RESPONSE FROM UNIVERSITY OF DETROIT MERCY

The Extent of Religious Diversity on your campus, among students, faculty, staff; how students, staff, and faculty belonging to other religious traditions are involved in events sponsored by campus ministry, and whether any of your programs are directed toward people of other faiths;

I would guess we have one of the most religiously diverse populations among the AJCU schools, and one of the least Catholic; however we have very poor stats to document this.

Students: (97-98 academic year)
All students:
21.9% Catholic
10.6% Protestant
18.9% Other
48.7% Unknown (indicated no religious affiliation)
Residence Hall Undergraduates only:
37.0% Catholic
8.3% Protestant
21.2% Other
33.5% Unknown

What I observe is as follows:
The student body is 35% African-American: probably most are what whites would call "protestants," but this is a term they rarely use in describing themselves; they would use the name of their particular church or denomination. We also have a significant percentage of Muslim students of Asian/mid-East origins: Campus Ministry supports two "mosques" (small prayer rooms), one on each campus. (In the 1990 census, Detroit was the largest Arab metro area (city) in the world, outside of Arab countries). The black protestants and muslims, taken together, probably make up a large percentage of the "other" and "unknown" categories above. We have no recognizable Jewish population, except for very small groups in the professional schools (dental and law).

Faculty & Staff: I have not been able to uncover any records of religious affiliation of these groups. I have been in dialogue with Human Resources (tracks employee demographics) and Institutional Research (tracks the student demographics) about creating better categories and tracking of these areas. What can I tell by simple observation? A huge percent of staff are African-American, and thus probably not Catholic. A good number of faculty, especially in Engineering & Science, are Muslim.

All Campus Ministry events are open to people of all faiths, and in fact we do get a pretty good mix at our events (excepting Muslims), although the majority are still Catholic.

No programs are "directed" at people of other faiths. However, I am just now re-birthing the "Mass of the Holy Spirit" tradition here, and will be making it as "interfaith" as I possibly canů we are going all-out to invite people of all faith backgrounds to this event, approaching it as an annual celebration for the whole university community of the common UDM Mission that we share together, not just an event for the Catholics here. I am also hoping to begin two new events next year, which I hope will become traditions: a university-wide event in the fall focused on remembering our deceased, and another in the spring focused on reconciliation. Both of these will be explicitly interfaith events (not Catholic-based).

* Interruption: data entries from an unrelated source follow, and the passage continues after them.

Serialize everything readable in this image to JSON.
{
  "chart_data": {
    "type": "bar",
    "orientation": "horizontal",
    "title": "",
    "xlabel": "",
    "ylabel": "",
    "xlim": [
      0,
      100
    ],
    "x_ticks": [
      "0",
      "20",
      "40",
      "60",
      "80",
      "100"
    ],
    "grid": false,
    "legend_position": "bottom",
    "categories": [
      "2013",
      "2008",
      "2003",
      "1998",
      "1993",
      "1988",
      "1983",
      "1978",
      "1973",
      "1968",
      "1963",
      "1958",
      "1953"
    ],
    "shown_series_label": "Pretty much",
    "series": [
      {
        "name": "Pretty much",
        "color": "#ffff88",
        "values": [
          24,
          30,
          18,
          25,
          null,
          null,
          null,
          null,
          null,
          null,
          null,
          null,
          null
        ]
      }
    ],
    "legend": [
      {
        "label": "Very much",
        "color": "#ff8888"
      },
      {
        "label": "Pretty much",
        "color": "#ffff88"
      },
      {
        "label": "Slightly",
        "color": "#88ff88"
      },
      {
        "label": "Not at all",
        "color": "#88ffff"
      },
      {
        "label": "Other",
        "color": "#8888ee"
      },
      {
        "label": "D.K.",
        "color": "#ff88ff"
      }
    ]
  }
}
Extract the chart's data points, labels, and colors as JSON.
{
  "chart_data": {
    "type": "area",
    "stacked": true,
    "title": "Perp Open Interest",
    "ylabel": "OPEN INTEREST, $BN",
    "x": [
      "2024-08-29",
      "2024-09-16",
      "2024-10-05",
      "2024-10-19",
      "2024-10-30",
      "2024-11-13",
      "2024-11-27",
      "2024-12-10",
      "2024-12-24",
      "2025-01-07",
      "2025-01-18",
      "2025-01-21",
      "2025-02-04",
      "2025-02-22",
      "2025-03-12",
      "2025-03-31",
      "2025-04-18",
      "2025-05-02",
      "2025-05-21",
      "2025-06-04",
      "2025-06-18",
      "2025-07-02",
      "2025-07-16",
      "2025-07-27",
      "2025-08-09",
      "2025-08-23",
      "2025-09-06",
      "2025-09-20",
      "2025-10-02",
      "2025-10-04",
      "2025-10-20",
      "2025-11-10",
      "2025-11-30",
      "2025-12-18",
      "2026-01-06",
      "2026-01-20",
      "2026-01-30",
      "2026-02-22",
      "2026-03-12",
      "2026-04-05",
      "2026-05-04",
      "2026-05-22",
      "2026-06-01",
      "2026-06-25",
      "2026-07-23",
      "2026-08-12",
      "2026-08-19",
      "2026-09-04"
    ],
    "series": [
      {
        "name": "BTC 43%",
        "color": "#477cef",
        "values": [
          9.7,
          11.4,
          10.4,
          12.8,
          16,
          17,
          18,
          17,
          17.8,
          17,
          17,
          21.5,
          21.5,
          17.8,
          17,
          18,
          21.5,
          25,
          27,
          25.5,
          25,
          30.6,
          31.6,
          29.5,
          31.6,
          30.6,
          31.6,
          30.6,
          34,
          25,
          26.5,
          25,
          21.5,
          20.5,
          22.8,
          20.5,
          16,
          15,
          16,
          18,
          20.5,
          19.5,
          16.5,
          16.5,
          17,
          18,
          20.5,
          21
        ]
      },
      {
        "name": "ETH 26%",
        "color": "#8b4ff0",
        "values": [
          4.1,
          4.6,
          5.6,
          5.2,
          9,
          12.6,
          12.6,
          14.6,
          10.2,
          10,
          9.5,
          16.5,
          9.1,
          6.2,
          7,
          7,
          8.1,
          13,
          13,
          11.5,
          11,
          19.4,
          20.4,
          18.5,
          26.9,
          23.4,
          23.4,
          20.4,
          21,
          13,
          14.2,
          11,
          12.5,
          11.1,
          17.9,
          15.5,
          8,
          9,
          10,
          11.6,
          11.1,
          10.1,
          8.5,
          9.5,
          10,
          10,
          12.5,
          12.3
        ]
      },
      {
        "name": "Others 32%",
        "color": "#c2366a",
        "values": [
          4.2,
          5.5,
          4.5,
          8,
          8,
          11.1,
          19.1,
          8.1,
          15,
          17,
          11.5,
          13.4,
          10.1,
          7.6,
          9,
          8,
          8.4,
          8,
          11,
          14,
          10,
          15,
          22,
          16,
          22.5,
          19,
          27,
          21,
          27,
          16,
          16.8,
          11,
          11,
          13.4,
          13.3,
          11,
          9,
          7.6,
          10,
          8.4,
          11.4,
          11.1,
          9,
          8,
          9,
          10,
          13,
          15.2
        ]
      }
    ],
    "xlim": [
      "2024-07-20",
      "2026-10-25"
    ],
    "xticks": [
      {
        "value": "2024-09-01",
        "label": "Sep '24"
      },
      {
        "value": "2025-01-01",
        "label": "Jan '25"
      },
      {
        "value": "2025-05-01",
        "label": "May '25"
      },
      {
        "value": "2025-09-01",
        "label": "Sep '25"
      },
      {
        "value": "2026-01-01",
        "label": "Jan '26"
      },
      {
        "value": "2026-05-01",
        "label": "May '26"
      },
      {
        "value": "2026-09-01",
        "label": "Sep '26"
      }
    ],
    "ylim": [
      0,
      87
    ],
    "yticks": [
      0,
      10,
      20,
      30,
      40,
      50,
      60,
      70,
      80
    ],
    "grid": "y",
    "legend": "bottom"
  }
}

Pluralism and Catholics: whether Catholic students, faculty, and staff seem to be affected in their thinking and spirituality by their encounters with other religious traditions;

Yes, of course -- isn't that endemic in this post-modern urban culture? There is no "theology" Dept. here, and our Religious Studies Dept. offers mostly courses that have little connection with Catholic tradition - the basic offerings simply address the issue of "God," or give overviews of world religions or Islam. So the core requirement to take one RS course almost always exposes students to other religious traditions. Yes, they are affected, but how??--the biggest effect I notice is the Gen X/Y tendency to relativize, in a very simplistic way, all faith traditions: "they're all getting at the same thing, all worshipping the same God, aren't they?" At this point in our history, I find your question boring and pointless. A much more interesting and pertinent question for us than the one you pose above is this: Is ANYONE here affected at all in their thinking and spirituality by the Catholic tradition?

Members of your campus ministry staff who belong to other religious traditions or are particularly interested in other religious traditions. (It would be helpful for me to have a contact person at your school, yourself or someone else.) No other faith traditions in our small department.

I would also be interested in hearing from you if there is anything you think the Jesuits of the United States can do to help you and your colleagues in relation to the interreligious dimensions of your work.

As a member of the executive committee of the AJCU Directors of Campus Ministry, I am currently putting together for the group a summary of our policies relating to other religious groups on campus, and some other reporting of how we deal with this area. I will send you a copy of this report when finished. You might be able to help critique it or help us refine how we approach this issue. At a time when our Catholic identity is weak, or at least highly questioned, we are all puzzling as to how we resolve our evident desire to respect and engage people of all faiths, and yet still bear, as Campus Ministers, some responsibility for our institutions' Catholic identity, and for the growth in faith/practice of the Catholic students we do have. This even has interesting budget ramifications. Eg: If I have very limited resources, can I justify spending part of my budget to hire non-Catholic ministers, when I have not adequately staffed the religious needs of the Catholic population? - or, from an opposite viewpoint -- Does justice require that I allocate my budget strictly according to the religious make-up of the student body (eg, if they are 1/3 Lutheran, am I obliged in justice to spend 1/3 of my budget on exclusively Lutheran personnel and programs)??